I can recall when the University of California spent a small fortune to defend the rights of the bigoted provocateur Milo Yiannopoulos to speak at Berkeley when a violent mob attacked.  Why not extend those protections to UC’s own students and faculty?

That tenured and tenure-track faculty in the country’s largest public research university system are taking action to stand up for academic freedom and free speech is more than welcome.  The UC Regents and PERB must take due notice.

Contributing editor Hank Reichman is professor emeritus of history at California State University, East Bay; former AAUP vice-president and chair of the AAUP Foundation; and from 2012-2021 Chair of AAUP’s Committee A on Academic Freedom and Tenure. His book, The Future of Academic Freedom, based in part on posts to this blog, was published in 2019.  His Understanding Academic Freedom was published in October, 2021; a second edition will be published in March 2025. 
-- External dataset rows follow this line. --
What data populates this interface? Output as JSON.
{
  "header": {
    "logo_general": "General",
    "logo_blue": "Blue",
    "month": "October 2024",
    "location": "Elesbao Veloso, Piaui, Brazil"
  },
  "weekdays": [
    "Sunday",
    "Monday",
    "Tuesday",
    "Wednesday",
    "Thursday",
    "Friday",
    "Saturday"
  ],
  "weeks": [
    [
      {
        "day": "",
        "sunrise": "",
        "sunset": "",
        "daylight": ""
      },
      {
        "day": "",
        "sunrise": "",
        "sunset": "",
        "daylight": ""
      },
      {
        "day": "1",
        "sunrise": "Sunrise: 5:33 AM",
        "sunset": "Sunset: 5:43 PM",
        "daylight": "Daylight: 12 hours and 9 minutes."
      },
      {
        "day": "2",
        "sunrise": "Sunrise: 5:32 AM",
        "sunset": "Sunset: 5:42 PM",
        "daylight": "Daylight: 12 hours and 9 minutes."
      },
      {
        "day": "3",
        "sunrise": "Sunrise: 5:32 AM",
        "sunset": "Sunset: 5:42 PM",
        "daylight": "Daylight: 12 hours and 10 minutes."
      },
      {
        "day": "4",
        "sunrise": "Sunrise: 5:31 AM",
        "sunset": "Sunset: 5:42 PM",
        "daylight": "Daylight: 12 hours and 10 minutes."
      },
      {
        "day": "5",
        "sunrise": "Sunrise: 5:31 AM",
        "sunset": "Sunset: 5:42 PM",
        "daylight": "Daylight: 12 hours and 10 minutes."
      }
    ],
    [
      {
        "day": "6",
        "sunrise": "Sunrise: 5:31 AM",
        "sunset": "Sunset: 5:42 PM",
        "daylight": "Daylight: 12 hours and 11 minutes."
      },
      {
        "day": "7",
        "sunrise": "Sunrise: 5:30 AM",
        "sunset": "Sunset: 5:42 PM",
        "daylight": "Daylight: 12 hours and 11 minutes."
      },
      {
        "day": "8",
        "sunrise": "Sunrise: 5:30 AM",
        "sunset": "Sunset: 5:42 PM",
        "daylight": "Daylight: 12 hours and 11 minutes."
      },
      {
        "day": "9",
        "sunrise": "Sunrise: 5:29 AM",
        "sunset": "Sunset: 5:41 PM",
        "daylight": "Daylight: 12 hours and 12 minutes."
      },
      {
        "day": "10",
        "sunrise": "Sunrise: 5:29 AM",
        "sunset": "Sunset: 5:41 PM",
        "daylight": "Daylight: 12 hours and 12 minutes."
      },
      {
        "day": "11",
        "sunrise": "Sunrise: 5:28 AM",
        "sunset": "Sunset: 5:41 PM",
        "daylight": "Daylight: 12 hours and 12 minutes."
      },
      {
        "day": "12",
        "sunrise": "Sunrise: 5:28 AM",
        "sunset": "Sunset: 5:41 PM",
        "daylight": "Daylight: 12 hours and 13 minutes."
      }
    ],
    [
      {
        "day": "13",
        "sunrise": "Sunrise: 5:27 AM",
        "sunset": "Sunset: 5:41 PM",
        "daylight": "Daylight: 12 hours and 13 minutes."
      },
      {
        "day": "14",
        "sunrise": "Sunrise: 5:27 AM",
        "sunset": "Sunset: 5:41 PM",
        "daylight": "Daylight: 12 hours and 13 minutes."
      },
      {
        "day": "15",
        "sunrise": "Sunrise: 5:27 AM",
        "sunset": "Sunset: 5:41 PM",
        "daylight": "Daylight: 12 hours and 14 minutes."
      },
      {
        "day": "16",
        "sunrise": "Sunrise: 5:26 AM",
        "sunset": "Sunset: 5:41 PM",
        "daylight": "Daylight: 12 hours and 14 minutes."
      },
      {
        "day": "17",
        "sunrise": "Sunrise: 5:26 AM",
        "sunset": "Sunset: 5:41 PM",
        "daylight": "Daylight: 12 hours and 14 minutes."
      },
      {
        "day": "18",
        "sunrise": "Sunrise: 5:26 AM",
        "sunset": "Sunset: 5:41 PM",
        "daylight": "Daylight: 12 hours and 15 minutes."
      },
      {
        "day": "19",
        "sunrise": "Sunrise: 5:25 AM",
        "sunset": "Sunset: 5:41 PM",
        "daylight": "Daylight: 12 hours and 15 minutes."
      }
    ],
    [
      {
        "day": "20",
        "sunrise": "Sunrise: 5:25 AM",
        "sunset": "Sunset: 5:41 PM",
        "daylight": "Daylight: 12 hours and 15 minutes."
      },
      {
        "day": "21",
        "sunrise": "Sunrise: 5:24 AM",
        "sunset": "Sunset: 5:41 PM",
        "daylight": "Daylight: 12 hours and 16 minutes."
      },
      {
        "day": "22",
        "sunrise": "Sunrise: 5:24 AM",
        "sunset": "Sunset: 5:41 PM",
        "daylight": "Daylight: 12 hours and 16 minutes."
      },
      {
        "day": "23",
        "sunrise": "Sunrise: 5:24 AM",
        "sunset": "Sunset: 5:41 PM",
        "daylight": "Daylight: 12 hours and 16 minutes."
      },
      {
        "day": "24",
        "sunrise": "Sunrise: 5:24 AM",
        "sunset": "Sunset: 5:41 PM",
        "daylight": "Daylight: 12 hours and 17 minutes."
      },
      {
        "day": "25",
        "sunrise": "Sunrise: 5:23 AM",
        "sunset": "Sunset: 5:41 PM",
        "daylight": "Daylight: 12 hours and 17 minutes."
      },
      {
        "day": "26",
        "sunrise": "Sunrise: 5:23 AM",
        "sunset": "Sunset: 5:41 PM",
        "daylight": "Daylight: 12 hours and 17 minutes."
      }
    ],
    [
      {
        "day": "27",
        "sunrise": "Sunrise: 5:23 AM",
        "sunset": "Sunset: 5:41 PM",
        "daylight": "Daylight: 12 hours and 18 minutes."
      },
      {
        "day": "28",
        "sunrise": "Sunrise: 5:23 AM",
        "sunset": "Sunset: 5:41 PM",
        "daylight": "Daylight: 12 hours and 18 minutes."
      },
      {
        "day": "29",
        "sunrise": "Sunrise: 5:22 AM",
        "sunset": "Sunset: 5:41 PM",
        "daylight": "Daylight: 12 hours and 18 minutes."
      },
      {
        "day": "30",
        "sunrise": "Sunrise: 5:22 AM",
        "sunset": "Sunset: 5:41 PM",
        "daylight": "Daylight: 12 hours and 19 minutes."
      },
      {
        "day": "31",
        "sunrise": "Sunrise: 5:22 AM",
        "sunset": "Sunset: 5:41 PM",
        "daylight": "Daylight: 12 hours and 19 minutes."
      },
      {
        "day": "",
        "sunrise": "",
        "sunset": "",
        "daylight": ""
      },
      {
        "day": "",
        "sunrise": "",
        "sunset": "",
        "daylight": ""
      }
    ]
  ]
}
One thought on “U. of California Faculty File Free Expression Unfair Labor Practice

  1. During a bad episode many years ago my graduate program chair told me how academia works, institution-wise. On judgment, one rarely can touch administrative judgment, and that’s just how it goes. “But you would be amazed,” he told me, eyes suddenly warm and happy, “at how incompetent people are at process!”

    Maybe the initial judgments were right, maybe wrong. But now impunity and messed-up process will take precedence.

    The hypothesis proves out once more.